Q: What are some of your proudest recent achievements?
A: I recently became global co-leader of the firm’s intellectual property practice, along with Gabriela Kennedy in our Hong Kong office, and I am very proud of the fact our group is now led by two women—that is a first. Prior to becoming a firm practice leader, I led the New York office’s intellectual property group and was able to grow the group to 50 percent women attorneys by focusing our energies on building a diverse team. I am very committed to mentoring, supporting and promoting our diverse attorneys and I was very proud to receive the firm’s “Diversity Champion” award last year. Our clients often comment on how diverse our teams are, which is very gratifying, particularly because these teams have racked up some very impressive successes recently. On a substantive note, I recently headed a team that successfully represented ViiV Healthcare and Vertex Pharmaceuticals in a five-year long battle to protect the patents covering Lexiva®, a life-saving, blockbuster HIV treatment. The case included a district court trial and several inter partes review proceedings before the Patent Trial and Appeal Board which resulted in securing the market exclusivity of Lexiva against multiple generic challengers.

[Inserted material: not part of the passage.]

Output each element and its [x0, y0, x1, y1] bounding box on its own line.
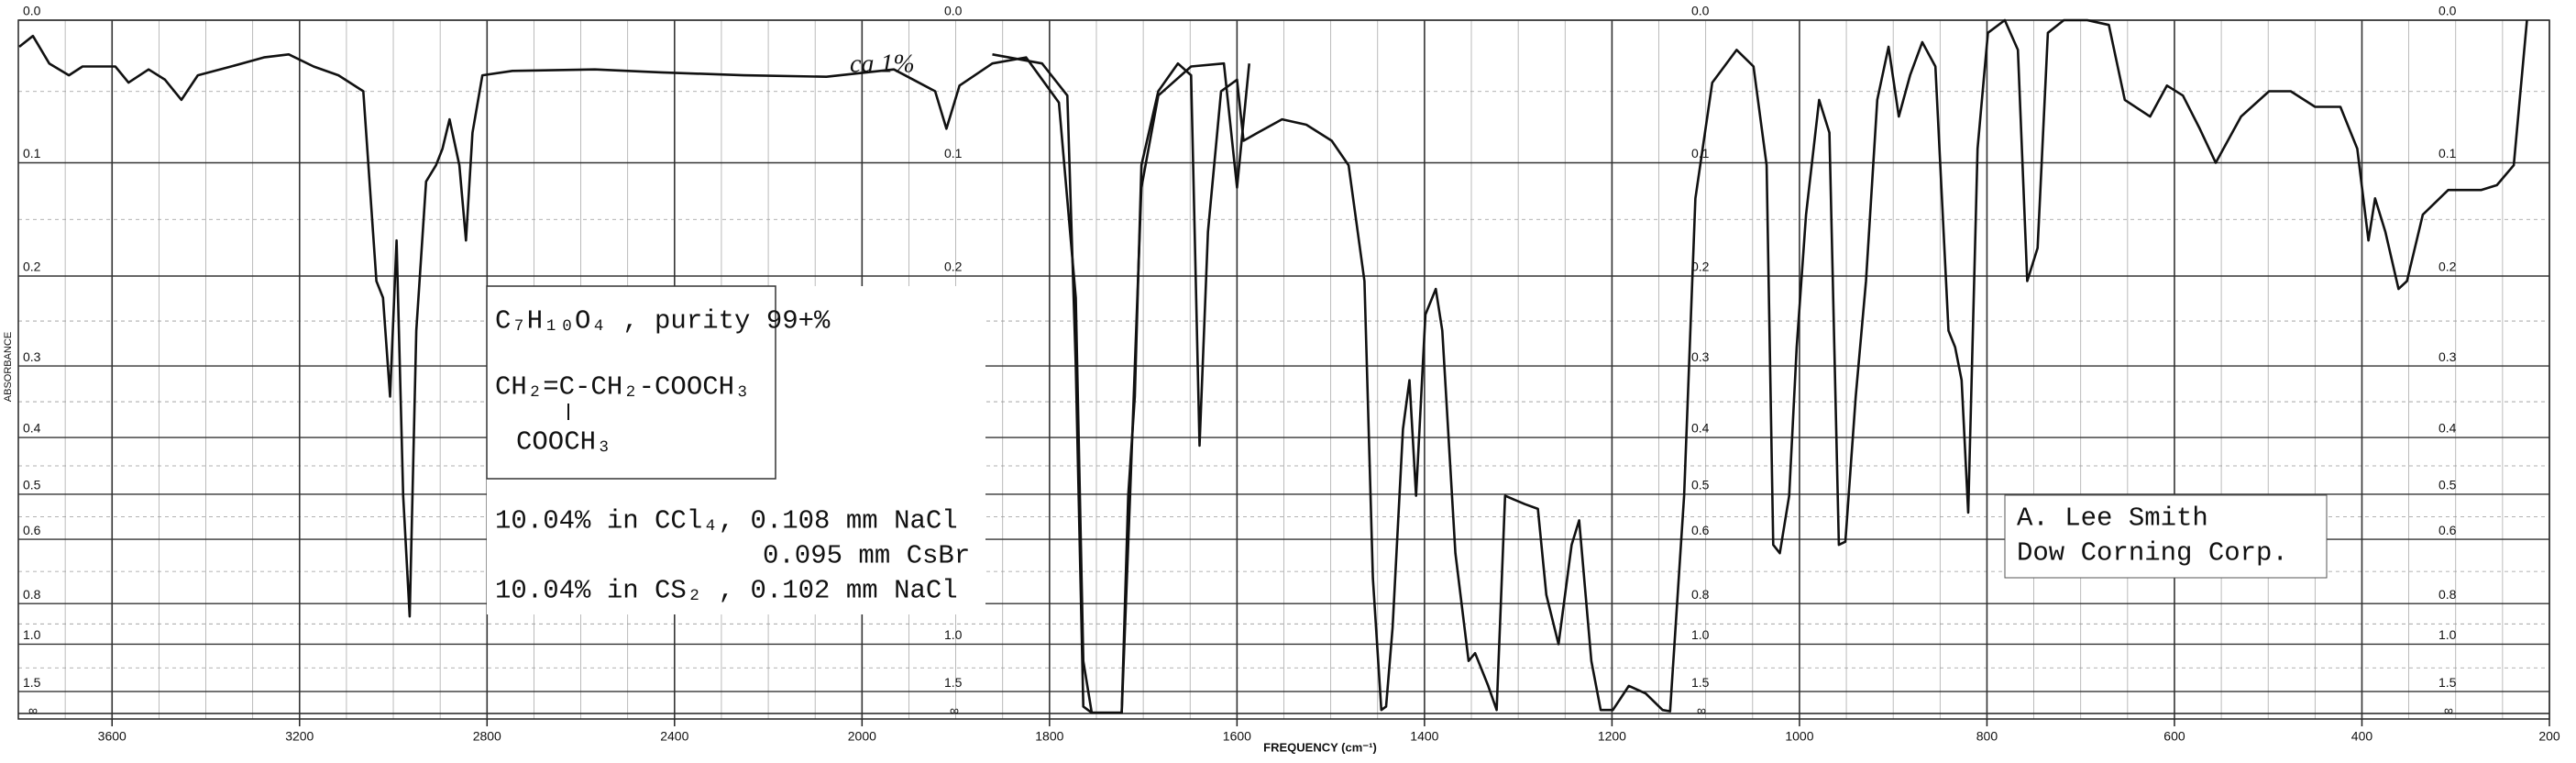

Q: What does it mean to be a leader?
A: Good leadership is very individual—I think leaders need to define their own style based on their personalities and strengths. It never works to adopt a style that isn’t true to yourself. In the law firm setting, I believe a good leader sets the goals and direction for the team and then motivates and inspires the team to achieve that vision. The best firm leaders cultivate and nurture the talent within a group and support young lawyers by providing them with opportunities and access so they can achieve success.
Q: Name a lawyer or mentor whose leadership inspired you.
A: I’m inspired by the many women lawyers who have achieved impressive “firsts,” and in doing so, have paved the way for women like myself. Women such as Arabella Mansfield, Charlotte Ray, Constance Baker Motley, Deborah Batts, Sonia Sotomayor and Sandra Day O’Connor are true trailblazers who overcame numerous challenges through hard work, excellence and a dedication to the law and have helped women gain a greater presence in the profession.
Q: How are the business and profession of law changing, and how should lawyers adapt for the future?
A: In my own field, I see the practice of law changing dramatically, as both the law and lawyers are increasingly adapting to the changing technology around us. Going forward, lawyers need to focus on staying on top of these technical advances so that they can apprise clients of how innovations impact their businesses. The lawyers that develop essential skills and creative solutions for their clients will succeed—as always.
Q: What is the best advice for someone considering a career in law, or someone already in the profession who is seeking to make a greater impact?
A: The practice of law is increasingly competitive. I counsel our young attorneys to start early in developing a practice and a network of contacts. I advise them to join organizations and volunteer for leadership roles, as the lawyers they meet along the way may be key to their future success in building client relationships. Keeping in touch with everyone they cross paths with over the years is essential, as their peers may one day be general counsel. Succeeding and making a greater impact in this profession is all about the effort that you expend—this is not a 9-to-5 job, but rather, a lifetime endeavor and career. You only get out of it what you have put into it!